Darren M. Haynes, a black sports anchor at Washington, D.C., television station WUSA9, said in a TV commentary that he believed the Davenport Southeast ballplayers “were not trying to be racist. They just didn’t know what they were doing was racist.” He also longed for the days when “I don’t have to talk about senseless acts like this anymore on TV.”

The Washington Post went so far as to interview a black film critic from Canada who had tweeted that the Iowa ballplayers’ parents “need to be taken to task” because the televised incident was “exactly what we think it is.”

Except it wasn’t: After the incident went viral, Davenport Southeast ­players’ parents released to the media a photo of Grise and a white teammate whose hair was also covered in cotton-­like stuffing. The parents also released a video featuring Grise smiling, ­preening for the camera while wearing his new “hairdo,” and apparently having the time of his life.

ESPN had failed to show that part. And while The Washington Post wasted no time obtaining and publishing the perspective of someone whose only connection to the incident was that she’d seen it on TV, the newspaper didn’t take the time to contact Grise or his mother.

By the time all the content shedding a different light on the incident surfaced, however, the damage was done. New York Post sportswriter Kirsten Fleming put it this way: “With little-to-no context, social media erupted, essentially accusing the boys of being baby Grand Wizards and ­subjecting their black teammate to racial humiliation, using cotton as their weapon.”
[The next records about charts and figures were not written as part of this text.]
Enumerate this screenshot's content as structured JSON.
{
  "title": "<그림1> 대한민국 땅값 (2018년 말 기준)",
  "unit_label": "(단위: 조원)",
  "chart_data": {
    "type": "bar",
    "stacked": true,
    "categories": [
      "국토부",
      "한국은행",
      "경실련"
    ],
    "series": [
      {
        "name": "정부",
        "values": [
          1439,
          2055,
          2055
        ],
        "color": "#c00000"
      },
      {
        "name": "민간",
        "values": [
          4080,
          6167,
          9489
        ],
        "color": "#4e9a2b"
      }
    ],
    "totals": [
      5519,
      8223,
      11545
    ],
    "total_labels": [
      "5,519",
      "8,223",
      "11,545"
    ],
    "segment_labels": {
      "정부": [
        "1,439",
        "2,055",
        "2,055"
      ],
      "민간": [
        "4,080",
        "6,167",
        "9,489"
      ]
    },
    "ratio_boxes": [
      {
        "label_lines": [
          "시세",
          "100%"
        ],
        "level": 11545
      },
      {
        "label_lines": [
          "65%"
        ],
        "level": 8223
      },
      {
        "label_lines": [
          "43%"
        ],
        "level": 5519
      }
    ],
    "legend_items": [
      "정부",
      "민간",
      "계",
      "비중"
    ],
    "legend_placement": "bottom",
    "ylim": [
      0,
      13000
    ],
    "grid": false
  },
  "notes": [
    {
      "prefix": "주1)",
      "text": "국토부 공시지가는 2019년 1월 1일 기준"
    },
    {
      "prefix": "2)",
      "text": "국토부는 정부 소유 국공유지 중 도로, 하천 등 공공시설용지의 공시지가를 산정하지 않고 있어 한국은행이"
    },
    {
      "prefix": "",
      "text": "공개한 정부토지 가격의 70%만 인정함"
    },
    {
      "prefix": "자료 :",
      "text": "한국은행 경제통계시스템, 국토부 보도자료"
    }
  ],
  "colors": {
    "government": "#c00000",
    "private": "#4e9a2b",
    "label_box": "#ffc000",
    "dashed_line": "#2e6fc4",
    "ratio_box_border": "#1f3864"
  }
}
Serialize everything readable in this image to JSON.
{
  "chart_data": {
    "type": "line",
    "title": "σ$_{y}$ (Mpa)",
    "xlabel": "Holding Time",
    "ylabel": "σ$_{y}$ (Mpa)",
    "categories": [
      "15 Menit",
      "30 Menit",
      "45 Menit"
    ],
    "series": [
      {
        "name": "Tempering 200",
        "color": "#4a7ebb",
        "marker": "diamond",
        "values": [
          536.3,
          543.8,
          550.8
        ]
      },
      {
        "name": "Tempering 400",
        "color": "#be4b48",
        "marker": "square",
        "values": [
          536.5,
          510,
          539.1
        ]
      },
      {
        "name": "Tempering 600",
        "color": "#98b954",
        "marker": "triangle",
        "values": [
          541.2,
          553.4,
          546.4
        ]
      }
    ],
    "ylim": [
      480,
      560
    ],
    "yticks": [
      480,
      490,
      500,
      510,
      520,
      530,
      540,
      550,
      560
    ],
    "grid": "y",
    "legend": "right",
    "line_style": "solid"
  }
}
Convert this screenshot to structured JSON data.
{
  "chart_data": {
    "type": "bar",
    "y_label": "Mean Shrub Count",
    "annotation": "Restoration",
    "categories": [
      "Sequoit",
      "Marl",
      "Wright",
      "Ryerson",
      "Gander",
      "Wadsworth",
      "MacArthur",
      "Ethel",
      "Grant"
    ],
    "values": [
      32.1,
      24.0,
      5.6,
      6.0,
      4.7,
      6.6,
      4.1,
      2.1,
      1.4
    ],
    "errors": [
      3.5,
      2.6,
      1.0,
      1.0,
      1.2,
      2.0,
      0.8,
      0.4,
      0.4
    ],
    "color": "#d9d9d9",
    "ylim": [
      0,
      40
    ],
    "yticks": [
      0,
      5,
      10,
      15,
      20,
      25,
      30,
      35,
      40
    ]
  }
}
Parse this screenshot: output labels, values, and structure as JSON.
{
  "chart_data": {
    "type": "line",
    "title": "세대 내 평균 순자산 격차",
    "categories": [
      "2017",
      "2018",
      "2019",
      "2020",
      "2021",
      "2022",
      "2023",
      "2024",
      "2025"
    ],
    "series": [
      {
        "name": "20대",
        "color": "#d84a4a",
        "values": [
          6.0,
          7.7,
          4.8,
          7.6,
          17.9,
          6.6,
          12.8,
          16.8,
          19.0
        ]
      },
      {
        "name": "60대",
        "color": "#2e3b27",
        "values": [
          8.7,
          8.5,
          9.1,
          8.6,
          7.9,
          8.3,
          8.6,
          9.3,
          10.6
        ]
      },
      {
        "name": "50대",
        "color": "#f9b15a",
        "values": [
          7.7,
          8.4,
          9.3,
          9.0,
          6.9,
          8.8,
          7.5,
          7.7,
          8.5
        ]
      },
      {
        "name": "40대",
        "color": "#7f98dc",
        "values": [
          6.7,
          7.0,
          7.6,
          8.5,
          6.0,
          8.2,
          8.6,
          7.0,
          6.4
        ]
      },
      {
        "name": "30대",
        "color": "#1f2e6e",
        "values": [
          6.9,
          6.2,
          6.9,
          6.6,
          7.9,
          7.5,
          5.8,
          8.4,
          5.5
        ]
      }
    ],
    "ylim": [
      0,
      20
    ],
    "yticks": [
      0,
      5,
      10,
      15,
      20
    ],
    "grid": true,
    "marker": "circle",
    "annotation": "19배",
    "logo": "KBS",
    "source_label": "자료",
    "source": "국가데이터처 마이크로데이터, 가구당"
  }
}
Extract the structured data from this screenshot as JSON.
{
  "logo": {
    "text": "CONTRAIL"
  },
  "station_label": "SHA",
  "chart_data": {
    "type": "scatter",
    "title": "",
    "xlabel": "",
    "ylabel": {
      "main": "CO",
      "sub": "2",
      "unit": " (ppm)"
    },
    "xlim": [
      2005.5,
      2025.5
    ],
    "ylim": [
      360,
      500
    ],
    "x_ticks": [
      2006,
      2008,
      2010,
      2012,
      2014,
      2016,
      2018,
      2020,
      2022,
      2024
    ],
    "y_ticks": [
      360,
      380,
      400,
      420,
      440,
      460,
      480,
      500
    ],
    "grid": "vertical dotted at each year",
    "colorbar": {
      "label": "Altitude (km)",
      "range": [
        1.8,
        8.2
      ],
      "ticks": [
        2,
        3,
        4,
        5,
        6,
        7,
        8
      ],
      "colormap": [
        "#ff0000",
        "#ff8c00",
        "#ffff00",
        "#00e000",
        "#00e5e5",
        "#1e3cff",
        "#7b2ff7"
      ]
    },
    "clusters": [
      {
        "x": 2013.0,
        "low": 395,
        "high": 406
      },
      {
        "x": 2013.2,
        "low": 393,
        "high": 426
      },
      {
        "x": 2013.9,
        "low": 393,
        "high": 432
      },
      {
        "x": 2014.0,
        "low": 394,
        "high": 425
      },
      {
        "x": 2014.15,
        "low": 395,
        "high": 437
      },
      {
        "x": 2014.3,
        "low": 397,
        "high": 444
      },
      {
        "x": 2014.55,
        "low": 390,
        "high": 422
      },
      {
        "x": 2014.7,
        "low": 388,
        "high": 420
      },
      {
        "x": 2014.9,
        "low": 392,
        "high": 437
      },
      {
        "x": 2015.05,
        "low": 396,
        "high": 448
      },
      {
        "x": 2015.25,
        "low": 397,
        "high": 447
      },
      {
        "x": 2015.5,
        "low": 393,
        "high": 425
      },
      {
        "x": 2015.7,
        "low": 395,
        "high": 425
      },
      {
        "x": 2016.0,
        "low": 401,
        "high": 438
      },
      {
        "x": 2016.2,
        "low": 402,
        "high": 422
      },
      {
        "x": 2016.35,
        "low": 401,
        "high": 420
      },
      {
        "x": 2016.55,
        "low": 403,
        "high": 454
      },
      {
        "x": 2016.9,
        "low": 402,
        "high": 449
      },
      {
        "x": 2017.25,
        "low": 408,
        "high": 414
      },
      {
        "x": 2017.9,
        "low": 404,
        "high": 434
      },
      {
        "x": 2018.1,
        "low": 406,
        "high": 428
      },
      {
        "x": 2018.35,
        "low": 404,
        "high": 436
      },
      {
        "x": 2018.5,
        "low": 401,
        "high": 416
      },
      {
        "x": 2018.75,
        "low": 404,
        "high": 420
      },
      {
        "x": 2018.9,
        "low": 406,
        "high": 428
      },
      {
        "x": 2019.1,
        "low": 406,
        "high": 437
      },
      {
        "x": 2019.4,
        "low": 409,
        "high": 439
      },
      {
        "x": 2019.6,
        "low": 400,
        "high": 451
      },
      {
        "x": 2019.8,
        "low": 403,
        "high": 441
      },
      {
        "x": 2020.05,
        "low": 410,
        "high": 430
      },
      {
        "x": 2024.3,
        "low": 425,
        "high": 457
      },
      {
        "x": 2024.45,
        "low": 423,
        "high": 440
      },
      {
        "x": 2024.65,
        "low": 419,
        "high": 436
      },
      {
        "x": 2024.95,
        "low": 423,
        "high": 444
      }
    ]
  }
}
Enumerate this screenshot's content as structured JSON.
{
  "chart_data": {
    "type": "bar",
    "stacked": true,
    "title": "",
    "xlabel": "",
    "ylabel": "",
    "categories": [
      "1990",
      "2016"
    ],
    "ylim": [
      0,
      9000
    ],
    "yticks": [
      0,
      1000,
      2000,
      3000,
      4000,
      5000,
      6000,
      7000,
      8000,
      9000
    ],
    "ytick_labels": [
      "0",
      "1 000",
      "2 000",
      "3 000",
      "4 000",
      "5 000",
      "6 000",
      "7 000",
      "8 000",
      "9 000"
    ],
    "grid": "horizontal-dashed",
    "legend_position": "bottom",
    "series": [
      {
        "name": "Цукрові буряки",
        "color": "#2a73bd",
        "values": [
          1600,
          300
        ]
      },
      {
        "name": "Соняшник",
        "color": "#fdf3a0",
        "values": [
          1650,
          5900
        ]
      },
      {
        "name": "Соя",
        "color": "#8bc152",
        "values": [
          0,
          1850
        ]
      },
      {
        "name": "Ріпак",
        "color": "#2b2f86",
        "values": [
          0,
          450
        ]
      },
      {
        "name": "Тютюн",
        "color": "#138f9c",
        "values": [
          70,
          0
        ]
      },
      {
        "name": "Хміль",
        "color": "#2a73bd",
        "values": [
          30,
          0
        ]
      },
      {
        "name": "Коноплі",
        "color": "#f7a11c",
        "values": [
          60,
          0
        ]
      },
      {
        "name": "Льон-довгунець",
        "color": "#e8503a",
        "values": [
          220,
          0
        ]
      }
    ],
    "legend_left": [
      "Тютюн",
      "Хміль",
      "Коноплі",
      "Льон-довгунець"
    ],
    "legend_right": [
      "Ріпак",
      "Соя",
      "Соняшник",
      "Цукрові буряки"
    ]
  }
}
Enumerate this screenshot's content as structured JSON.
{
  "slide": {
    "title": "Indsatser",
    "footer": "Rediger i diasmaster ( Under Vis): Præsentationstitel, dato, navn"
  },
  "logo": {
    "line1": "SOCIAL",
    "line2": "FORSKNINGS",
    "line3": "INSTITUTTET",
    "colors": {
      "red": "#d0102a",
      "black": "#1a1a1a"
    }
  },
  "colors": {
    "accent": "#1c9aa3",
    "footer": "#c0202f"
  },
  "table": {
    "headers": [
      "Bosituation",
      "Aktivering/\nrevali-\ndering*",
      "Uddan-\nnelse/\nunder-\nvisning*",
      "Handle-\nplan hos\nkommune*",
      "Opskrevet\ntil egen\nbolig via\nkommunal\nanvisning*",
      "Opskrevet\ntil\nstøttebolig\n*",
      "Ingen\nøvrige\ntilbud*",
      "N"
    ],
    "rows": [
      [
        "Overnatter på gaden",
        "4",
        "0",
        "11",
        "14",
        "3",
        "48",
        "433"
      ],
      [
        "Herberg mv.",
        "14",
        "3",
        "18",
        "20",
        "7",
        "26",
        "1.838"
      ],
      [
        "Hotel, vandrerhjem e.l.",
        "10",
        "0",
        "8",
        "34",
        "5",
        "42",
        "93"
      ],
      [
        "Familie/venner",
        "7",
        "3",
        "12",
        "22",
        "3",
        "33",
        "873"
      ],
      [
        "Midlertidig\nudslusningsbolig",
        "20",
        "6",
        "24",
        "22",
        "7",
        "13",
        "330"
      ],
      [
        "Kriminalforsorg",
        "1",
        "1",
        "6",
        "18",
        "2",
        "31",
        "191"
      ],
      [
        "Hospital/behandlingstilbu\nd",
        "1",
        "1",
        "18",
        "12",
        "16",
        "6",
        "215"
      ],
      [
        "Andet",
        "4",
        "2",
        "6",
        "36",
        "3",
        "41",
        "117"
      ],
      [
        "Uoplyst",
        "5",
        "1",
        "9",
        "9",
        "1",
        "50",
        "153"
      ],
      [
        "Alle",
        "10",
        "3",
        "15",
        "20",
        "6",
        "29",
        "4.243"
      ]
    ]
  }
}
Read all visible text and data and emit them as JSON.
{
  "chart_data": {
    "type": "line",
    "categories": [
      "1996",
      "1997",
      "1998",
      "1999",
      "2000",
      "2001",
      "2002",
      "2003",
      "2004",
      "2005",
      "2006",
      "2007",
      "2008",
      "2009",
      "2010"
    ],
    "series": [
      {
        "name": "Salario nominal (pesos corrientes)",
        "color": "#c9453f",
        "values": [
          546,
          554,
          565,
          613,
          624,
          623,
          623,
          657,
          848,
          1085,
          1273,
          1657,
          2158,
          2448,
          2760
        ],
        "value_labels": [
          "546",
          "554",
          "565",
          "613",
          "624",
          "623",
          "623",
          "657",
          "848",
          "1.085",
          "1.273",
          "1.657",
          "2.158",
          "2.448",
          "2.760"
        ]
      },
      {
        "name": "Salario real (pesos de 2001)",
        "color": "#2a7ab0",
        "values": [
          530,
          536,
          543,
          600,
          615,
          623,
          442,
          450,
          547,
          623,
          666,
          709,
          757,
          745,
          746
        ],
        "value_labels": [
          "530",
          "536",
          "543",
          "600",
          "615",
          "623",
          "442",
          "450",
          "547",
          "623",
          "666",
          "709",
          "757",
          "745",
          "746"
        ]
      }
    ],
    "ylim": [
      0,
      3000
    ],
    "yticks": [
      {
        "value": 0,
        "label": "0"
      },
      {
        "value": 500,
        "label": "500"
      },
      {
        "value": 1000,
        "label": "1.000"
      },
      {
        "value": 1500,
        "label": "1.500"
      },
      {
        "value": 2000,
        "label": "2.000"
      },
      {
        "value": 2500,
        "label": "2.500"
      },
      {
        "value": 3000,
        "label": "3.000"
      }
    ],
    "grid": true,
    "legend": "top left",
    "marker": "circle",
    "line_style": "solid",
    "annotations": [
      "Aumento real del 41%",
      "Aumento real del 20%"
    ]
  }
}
Finally, consider Exhibit C: A college women’s volleyball match between Duke University of North Carolina and Brigham Young University, the Utah-based Mormon school that hosted the contest.

Rachel Richardson, Duke’s only black starter, claimed after the match in late August that a fan had taunted her with racial slurs when she served the ball near BYU’s student section. Such media outlets as ESPN, CNN, and USA Today seized the opportunity to bash BYU’s overwhelmingly white student body as racist.

Later reporting, however, called into question whether racial taunting occurred at all (see “Volleys from the stands,” Oct. 22). Campus police reviewed video of the two times when Richardson served the ball in front of the student section: The accused taunter was not present the first time and was on his phone during the second. Also, there were black BYU basketball players sitting near the student section. It’s unlikely they’d have sat still for racist slurs—even if aimed at a Duke player.

BYU has since determined there is no evidence any spectators shouted slurs at Richardson: “We have tried to be as thorough as possible in our investigation, and we renew our invitation for anyone with evidence contrary to our findings to come forward and share it,” the school said.

Reporters and commentators would serve the public better with more journalism and fewer fire-­breathing hot-takes. Being too quick to infer racism can get people burned.


Ray Hacke

Ray is a correspondent for WORLD who has covered sports professionally for three decades. He is also a licensed attorney who lives in Keizer, Ore., with his wife Pauline and daughter Ava.